To start with, it was easy. Autumn is one of my favourite times to swim. The sun is low and the outdoor swimming venues start to lose their attraction to all but the hardier swimmers, making them peaceful and less populated. But the water is still relatively warm and the air mild. We relished the opportunities to leave the office and lie floating in the pond, staring at the skies and the sun and the building sites that are a feature of this area of town.
The mild weather made the transition from autumn to winter less brutal than it might have been. A few of our gang fell by the wayside as the water temperature dropped below 10C. Every week, we wondered when the water temperature might plummet, sometimes feeling bemused when it went up rather than down. Soon, though, flasks, woolly hats and down jackets started emerging for post-swim recoveries.

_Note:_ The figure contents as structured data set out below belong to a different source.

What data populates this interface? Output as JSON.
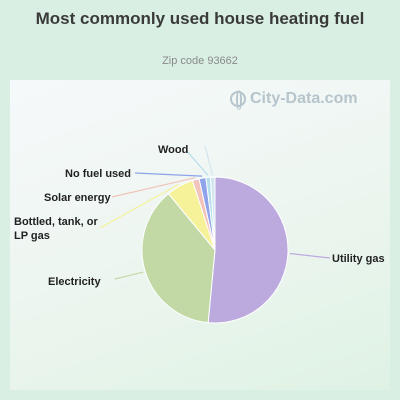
{
  "header": {
    "title": "Most commonly used house heating fuel",
    "subtitle": "Zip code 93662"
  },
  "watermark": {
    "text": "City-Data.com",
    "icon": "globe-icon"
  },
  "chart_data": {
    "type": "pie",
    "title": "Most commonly used house heating fuel",
    "subtitle": "Zip code 93662",
    "legend": "none",
    "slices": [
      {
        "label": "Utility gas",
        "value": 51.5,
        "color": "#bcaadf"
      },
      {
        "label": "Electricity",
        "value": 37.5,
        "color": "#c2d9a6"
      },
      {
        "label": "Bottled, tank, or LP gas",
        "value": 6.0,
        "color": "#f6f29a"
      },
      {
        "label": "Solar energy",
        "value": 1.5,
        "color": "#f2c3bb"
      },
      {
        "label": "No fuel used",
        "value": 1.5,
        "color": "#8ea3ea"
      },
      {
        "label": "Wood",
        "value": 1.0,
        "color": "#b6ddec"
      },
      {
        "label": "",
        "value": 1.0,
        "color": "#d3e6f0"
      }
    ]
  }
}
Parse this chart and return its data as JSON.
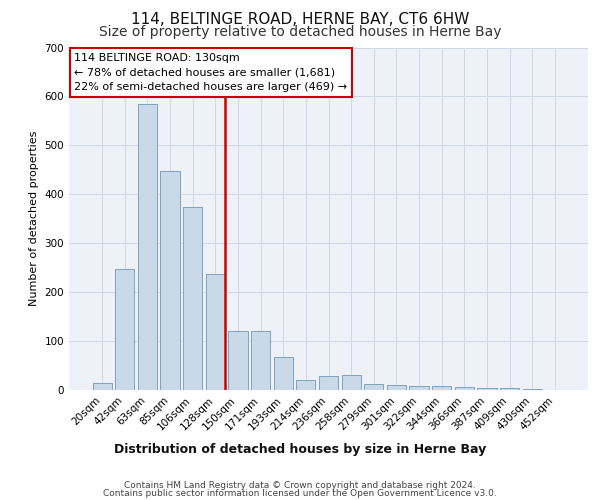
{
  "title": "114, BELTINGE ROAD, HERNE BAY, CT6 6HW",
  "subtitle": "Size of property relative to detached houses in Herne Bay",
  "xlabel": "Distribution of detached houses by size in Herne Bay",
  "ylabel": "Number of detached properties",
  "categories": [
    "20sqm",
    "42sqm",
    "63sqm",
    "85sqm",
    "106sqm",
    "128sqm",
    "150sqm",
    "171sqm",
    "193sqm",
    "214sqm",
    "236sqm",
    "258sqm",
    "279sqm",
    "301sqm",
    "322sqm",
    "344sqm",
    "366sqm",
    "387sqm",
    "409sqm",
    "430sqm",
    "452sqm"
  ],
  "values": [
    15,
    248,
    585,
    448,
    375,
    238,
    120,
    120,
    68,
    20,
    28,
    30,
    12,
    10,
    8,
    8,
    6,
    4,
    5,
    2,
    1
  ],
  "bar_color": "#c9d9e8",
  "bar_edge_color": "#7098b8",
  "bar_width": 0.85,
  "red_line_index": 5,
  "red_line_color": "#cc0000",
  "annotation_text": "114 BELTINGE ROAD: 130sqm\n← 78% of detached houses are smaller (1,681)\n22% of semi-detached houses are larger (469) →",
  "annotation_box_color": "#ffffff",
  "annotation_box_edge": "#cc0000",
  "ylim": [
    0,
    700
  ],
  "yticks": [
    0,
    100,
    200,
    300,
    400,
    500,
    600,
    700
  ],
  "grid_color": "#d0d8e8",
  "background_color": "#eef2f8",
  "footer_line1": "Contains HM Land Registry data © Crown copyright and database right 2024.",
  "footer_line2": "Contains public sector information licensed under the Open Government Licence v3.0.",
  "title_fontsize": 11,
  "subtitle_fontsize": 10,
  "xlabel_fontsize": 9,
  "ylabel_fontsize": 8,
  "tick_fontsize": 7.5,
  "annotation_fontsize": 8,
  "footer_fontsize": 6.5
}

And then the sauna was installed and winter came.
Every Tuesday morning I have had a rising sense of hysteria as our meeting time draws closer. Emails fly back and forth: “Who’s going today!?” “Come on – I don’t want to go alone!” We muster up a critical mass, and those who are having second thoughts are cajoled and persuaded into it. As we leave the building, we try to guess what the temperature will be this week. The lowest so far has been 4.3C; that day the lifeguards had to spend the morning smashing the ice that covered the water.
Julia, whose husband is Icelandic, is always the first in. She slips in and starts swimming straight away with a serene, smiling, head-up breaststroke. You’d think she was in a warm bath. I’m usually second. No problem getting in, but I have to spend a few seconds getting my breath before diving below the surface to do a painful few lengths of front crawl. I stop after each length to moan and clutch my temples to alleviate the ice-cream headache. Richard is next. He is built like a runner, not a swimmer. Sitting on the edge of the pond he slips in and quickly and efficiently swims double the distance most of us manage, with an elegant front crawl. Hannah loves it but wrestles with getting in to start. She ducks her body in and then gets out and then paces a bit before finally getting in again and swimming. Nigel, who I met first on a boat in the middle of Lake Windermere before discovering that we worked in the same building, is gung-ho and sometimes dives in, if he’s allowed.
After much cursing and swimming, we dash down to the sauna and sit and chat excitedly and laugh and speak of our love of the water and the cold and the outdoors.
People ask me why I do it: “Why would you want to go swimming for two minutes? Are you mad?” I explain that I think it must be like bungee jumping (not that I’ve ever been). It’s the two hours of dread and nervousness, followed by a heart-pumping adrenaline rush lasting a few minutes, followed by two hours of recovery – and an amazing feeling of wellbeing.
Richard tells me that “overcoming the body, other people, even society saying ‘Don’t do this’ and plunging into freezing water” is a mental challenge. Of course it’s physically challenging, too. But, he smiles: “The initial shock is soon replaced by the realisation – usually at the end of the first length – that it is not that bad and the body can cope.”
I love the “pocket adventure” of swimming in freezing-cold water in your lunch hour. I love the juxtaposition of sitting at a desk in a climate controlled sterile office environment, and the next minute screaming and howling at the cold in a pond, in the middle of a building site. And I love that an hour later I am back at my desk wondering if I dreamt it all up. I love my winter swimming buddies. In reality, outside of a one-hour appointment, once a week, we know next to nothing about one another. But we know that we’re a rare breed, we are made of the same stuff: of a love of the water, of a boldness to step outside of a comfortable life, to be thrilled and challenged, to be chilled to our cores and warmed with laughter and camaraderie. To be legends in our own lunchtimes.